Seeking reward and accomplishment is a strategy that has returned low yield for me in life. It served me with a handful of self-destructive drug habits and an interpersonal anxiety that severely handicapped my receptivity to the daemon for years. In four days I’ll have been sober for a year. That’s enough orientation towards journey over destination to convince me of the merits of tantric living (don’t cum, not just in sex, but in the other stuff, too).
One of my father's best lecture punch-lines is that the process is incredibly important. The Journey is the destination, if you will, although he never used those words exactly. Playing good chess without jumping around the board frantically attacking and avoiding forks is no way to go about life. Playing to win is certainly better, and to do that, you have to play to learn.
To be fair, the friend I'm addressing here plays better chess than I do and has beat me many a time while I flutter about the board, resigning all the way. So fuck my chess metaphor, let's upgrade this challenge.
To my dear friend reading this: will you rise to the occasion today? Will you start executing on your commitments and enjoy a metagame well played?

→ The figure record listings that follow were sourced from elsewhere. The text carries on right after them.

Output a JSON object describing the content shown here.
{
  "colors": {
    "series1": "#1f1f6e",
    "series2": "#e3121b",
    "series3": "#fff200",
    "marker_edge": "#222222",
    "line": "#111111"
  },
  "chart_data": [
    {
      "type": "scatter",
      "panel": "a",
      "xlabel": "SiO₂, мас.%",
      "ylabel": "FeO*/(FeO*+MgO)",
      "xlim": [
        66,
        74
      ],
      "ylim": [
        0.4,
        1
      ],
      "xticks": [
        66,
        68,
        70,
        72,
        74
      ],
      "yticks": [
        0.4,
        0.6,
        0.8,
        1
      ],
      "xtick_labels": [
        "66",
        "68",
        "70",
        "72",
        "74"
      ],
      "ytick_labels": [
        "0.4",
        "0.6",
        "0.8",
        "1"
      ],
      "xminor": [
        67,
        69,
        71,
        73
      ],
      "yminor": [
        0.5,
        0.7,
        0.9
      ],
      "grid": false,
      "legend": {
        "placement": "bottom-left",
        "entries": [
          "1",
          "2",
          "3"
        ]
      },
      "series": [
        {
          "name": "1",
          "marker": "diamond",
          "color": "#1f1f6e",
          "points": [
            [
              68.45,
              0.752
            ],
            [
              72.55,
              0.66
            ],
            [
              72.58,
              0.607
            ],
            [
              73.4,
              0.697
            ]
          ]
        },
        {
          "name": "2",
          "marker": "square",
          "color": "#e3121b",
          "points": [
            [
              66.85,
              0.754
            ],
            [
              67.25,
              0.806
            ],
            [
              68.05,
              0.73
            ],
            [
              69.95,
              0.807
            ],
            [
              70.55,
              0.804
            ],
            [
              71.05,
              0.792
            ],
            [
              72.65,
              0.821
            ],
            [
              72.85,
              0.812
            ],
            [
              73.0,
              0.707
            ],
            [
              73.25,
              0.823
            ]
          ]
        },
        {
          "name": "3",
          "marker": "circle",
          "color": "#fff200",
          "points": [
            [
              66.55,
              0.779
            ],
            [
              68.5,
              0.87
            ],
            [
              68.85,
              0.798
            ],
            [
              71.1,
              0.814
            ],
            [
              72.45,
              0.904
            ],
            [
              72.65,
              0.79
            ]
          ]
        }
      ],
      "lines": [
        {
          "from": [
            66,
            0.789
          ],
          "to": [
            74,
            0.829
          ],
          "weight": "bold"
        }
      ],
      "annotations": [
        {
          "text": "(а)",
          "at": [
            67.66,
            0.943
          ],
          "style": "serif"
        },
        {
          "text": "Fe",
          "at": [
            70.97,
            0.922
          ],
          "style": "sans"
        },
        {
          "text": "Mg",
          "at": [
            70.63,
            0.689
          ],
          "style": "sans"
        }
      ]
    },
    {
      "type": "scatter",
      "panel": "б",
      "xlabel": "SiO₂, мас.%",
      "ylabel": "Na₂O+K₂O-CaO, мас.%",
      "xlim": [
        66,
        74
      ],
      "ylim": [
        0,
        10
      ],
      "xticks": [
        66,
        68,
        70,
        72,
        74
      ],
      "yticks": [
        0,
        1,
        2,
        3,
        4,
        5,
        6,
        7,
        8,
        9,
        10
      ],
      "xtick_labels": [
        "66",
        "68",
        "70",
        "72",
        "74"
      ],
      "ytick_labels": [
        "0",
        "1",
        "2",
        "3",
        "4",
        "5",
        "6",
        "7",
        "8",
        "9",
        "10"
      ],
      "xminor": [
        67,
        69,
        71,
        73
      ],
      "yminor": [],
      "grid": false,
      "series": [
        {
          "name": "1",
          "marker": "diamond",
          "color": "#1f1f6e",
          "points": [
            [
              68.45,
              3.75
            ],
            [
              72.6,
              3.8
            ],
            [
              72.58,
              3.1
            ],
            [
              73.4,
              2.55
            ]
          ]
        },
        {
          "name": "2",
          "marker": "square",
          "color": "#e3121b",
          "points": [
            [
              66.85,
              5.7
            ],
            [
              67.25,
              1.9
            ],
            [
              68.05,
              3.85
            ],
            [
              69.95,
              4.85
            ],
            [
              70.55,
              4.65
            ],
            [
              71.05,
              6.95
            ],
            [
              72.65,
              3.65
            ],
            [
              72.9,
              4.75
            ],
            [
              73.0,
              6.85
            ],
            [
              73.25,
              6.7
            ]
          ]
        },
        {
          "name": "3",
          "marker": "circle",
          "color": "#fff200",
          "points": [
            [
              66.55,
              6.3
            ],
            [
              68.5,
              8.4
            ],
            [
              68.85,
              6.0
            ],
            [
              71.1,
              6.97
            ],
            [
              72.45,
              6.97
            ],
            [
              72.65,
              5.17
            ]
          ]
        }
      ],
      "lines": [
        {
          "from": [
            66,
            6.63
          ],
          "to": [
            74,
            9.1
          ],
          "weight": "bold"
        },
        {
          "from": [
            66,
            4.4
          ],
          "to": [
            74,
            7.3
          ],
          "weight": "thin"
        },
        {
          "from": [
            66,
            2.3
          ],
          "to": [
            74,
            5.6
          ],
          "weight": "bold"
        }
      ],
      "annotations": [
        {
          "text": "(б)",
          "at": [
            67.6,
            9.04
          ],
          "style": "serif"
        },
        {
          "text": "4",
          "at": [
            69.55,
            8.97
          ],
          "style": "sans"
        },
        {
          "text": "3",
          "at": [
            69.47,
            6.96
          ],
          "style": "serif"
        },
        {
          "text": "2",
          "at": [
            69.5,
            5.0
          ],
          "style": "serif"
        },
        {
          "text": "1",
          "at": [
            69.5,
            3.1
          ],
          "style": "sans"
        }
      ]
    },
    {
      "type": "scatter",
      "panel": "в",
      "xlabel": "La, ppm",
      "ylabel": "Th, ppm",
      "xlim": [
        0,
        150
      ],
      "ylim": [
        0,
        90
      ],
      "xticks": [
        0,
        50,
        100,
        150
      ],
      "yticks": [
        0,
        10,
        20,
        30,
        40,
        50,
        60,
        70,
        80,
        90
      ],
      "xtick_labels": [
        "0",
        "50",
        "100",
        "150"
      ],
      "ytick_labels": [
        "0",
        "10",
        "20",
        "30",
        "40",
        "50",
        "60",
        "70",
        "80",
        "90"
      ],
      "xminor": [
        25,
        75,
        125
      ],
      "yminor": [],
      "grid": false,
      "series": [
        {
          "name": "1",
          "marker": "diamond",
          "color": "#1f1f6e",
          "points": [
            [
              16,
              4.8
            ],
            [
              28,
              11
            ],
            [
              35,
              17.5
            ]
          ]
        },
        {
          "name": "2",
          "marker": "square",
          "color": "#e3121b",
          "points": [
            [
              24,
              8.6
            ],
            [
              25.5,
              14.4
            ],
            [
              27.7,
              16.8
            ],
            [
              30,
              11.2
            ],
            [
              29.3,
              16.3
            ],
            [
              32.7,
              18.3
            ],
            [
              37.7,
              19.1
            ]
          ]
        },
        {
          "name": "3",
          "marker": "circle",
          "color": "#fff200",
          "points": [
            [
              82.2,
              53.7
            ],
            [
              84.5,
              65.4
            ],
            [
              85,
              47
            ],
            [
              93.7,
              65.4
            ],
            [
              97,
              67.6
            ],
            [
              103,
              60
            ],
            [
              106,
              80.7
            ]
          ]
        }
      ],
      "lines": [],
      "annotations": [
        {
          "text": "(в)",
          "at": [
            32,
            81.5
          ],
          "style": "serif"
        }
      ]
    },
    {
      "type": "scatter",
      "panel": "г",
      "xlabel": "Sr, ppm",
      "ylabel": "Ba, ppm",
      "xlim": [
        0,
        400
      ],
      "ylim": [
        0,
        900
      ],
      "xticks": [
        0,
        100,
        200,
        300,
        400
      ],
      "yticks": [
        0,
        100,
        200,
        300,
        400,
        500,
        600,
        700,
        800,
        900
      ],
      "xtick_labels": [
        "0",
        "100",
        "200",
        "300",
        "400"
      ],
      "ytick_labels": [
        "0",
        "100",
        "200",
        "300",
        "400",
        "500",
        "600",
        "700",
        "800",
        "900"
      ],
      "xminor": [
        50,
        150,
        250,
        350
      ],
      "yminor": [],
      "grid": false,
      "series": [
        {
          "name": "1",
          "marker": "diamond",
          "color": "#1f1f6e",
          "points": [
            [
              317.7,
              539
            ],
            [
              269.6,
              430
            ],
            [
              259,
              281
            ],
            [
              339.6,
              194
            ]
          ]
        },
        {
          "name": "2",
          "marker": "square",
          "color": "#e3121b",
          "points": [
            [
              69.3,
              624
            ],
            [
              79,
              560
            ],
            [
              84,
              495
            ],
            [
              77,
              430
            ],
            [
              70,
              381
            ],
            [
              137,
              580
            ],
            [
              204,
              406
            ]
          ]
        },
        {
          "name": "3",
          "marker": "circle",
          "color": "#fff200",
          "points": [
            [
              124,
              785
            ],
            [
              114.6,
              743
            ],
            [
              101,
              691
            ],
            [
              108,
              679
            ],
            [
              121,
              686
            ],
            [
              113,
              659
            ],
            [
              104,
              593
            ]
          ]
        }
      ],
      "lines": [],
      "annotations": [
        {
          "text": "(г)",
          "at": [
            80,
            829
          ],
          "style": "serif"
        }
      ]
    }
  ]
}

Oh yea, baby. Let's see where this takes us.
Check.
I will rise to the occasion, but even better, we've been rising on every occasion. Execution is alike an active act and a passive act, so sometimes, rising means waiting for the occasion, playing a standard opening and letting the position bury you in your morning clothes. Then, as a predator awaiting near the muddy riverbanks, the thumos becomes the thing contained and the vessel containing it: the act of a shaman that breaks through the patterns of a narrower perception and becomes the enabling constraint that seizes the potential into capability.
And by means of inverse gravity, the initial swing of the game, the opening of/to the in between of meta, finds a brother across what before were the walls of time and space. The brother develops the pieces imprecisely, blindly and not fully deliberately, and yet, that calls upon you, and me, to shake off the mud and channel the thumos.